As days turned to months, fear used pain as its persistent goon to remind me of who was boss. As my feet touched the ground each morning, pain would remind me of my new situation
Fear changed its tactic to the long game. Working its way into every area of my life.
Fear had come to stay
triggered flashbacks in the early days, grew into nightmares by night. Flooding my dreams, awakening me in a drench of sweat and tears.
Sleepless nights turned into painful days. Changing my relationships with friends, and family. Turning me into a recluse that enjoyed total quiet to any activity, nursing my damaged body and hurting heart.
Each area of my life was slowly changing.
Fear took the joy of driving away, all cars appeared to be objects to destroy. I was bracing for impact.
My career was slowly taken away from me, forcing me to concede in too much pain to function, that my new reality meant leaving the job I loved. The faces of those kids I fed, fresh in my mind.
Gardening had become a mine field of burning pain with every turn of the shovel
Prayer service became a lesson in opposites, as my neck did not like that prayer pose, and I wrestled with God, overwhelmed
Fear’s last kick was the softest tender part of me, robbing me of real intimacy and meaningful moments with my spouse
Sadness became Fear’s legacy. Robbing what was left of joy.
It became obvious that fear had awakened a totally distorted, sharpened set of senses, being set off by the slightest change
Fear had come to stay, and it was getting comfortable
My friends started to call less, I wasn’t the same person
My family, in for the long haul, started to do things without me, as NO became my new comfortable response
The fight or flight response had become a daily norm
Fear was consuming me from the inside out,
I had slowly turned into a terrible version of myself.
Fear had come to stay.
I conceded like a weary prisoner, broken, with no will to fight. It had won.

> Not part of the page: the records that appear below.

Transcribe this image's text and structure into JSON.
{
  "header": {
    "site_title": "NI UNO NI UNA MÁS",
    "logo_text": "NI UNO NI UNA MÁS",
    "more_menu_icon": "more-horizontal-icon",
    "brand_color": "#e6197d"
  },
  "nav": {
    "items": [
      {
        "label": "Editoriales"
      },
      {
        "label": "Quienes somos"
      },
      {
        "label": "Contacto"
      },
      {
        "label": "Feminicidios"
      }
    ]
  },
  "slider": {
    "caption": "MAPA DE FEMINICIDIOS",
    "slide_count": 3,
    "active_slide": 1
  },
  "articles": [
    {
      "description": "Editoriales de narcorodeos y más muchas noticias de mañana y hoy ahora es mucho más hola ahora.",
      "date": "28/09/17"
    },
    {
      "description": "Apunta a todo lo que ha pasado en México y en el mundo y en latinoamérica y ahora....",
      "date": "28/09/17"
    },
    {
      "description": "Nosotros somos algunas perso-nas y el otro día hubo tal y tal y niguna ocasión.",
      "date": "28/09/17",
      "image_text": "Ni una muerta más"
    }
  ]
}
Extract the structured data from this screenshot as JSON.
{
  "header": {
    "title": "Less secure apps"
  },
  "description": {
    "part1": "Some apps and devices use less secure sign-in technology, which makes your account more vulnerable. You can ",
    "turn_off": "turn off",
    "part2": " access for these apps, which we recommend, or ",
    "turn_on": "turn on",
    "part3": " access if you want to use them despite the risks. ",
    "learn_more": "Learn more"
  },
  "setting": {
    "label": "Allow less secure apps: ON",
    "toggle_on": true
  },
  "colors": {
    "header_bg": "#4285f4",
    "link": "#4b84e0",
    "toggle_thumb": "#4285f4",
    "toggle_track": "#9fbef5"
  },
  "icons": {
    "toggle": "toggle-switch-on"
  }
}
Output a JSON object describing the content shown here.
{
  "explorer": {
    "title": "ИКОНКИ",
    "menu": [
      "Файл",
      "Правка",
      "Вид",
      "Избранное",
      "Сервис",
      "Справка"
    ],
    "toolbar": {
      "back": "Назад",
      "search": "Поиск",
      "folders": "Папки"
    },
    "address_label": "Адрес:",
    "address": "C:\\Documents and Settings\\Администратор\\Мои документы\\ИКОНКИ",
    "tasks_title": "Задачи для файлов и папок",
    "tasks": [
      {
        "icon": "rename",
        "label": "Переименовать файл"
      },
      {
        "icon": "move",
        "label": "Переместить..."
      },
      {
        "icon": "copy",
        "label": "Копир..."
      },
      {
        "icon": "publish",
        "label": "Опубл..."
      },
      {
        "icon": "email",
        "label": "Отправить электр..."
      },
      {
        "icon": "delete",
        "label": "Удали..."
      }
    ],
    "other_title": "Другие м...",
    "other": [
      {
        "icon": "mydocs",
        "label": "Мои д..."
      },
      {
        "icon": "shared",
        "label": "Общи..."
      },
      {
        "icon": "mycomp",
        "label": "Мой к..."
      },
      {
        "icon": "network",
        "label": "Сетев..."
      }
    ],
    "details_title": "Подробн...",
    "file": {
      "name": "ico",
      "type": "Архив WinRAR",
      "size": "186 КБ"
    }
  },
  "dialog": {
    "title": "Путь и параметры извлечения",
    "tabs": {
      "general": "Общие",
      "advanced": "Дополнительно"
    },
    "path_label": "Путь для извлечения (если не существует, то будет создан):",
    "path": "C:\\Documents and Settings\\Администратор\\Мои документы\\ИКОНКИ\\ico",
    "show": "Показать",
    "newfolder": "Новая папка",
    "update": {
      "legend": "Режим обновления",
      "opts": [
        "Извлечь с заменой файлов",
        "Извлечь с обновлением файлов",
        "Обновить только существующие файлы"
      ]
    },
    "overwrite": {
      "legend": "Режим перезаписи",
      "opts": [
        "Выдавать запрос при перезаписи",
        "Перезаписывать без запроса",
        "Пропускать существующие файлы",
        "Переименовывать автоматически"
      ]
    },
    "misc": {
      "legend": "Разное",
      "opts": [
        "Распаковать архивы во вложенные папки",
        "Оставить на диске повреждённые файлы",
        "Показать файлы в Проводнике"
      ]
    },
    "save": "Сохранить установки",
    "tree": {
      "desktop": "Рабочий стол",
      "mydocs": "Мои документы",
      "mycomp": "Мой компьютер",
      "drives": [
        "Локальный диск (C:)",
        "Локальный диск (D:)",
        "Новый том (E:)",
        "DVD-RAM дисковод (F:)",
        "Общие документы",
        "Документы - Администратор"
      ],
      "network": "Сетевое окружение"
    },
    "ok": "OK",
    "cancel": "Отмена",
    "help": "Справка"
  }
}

I would meet others in the same reality, car crash, whiplash, concussion and PTSD,
it felt like all they could manage was a weak smile from their own silent jail cell of fear. Too weak to help, only listing their own set of demons. Waiting for their own miracle
It would take an outside force now.
Until that day a therapist offered a hand and said I’m helping you up out of this.
I know this enemy fear. I know its every tactic. I will help you overcome this. Don’t look back. we are doing this together. I hesitantly agreed to hang on for dear life.
Turns out it really does take a village.
It took turning and having the knowledge on exactly how to fight
Therapists, family, friends, faith and time were all in my tool belt. They hadn’t gone anywhere. I just knew how to access what I needed Now. I wasn’t alone. We built on small victories. Slowly pieces of me started to shine again. The old me shyly peeking out, taking one step at a time. Building in safeguards together to not fall back into it.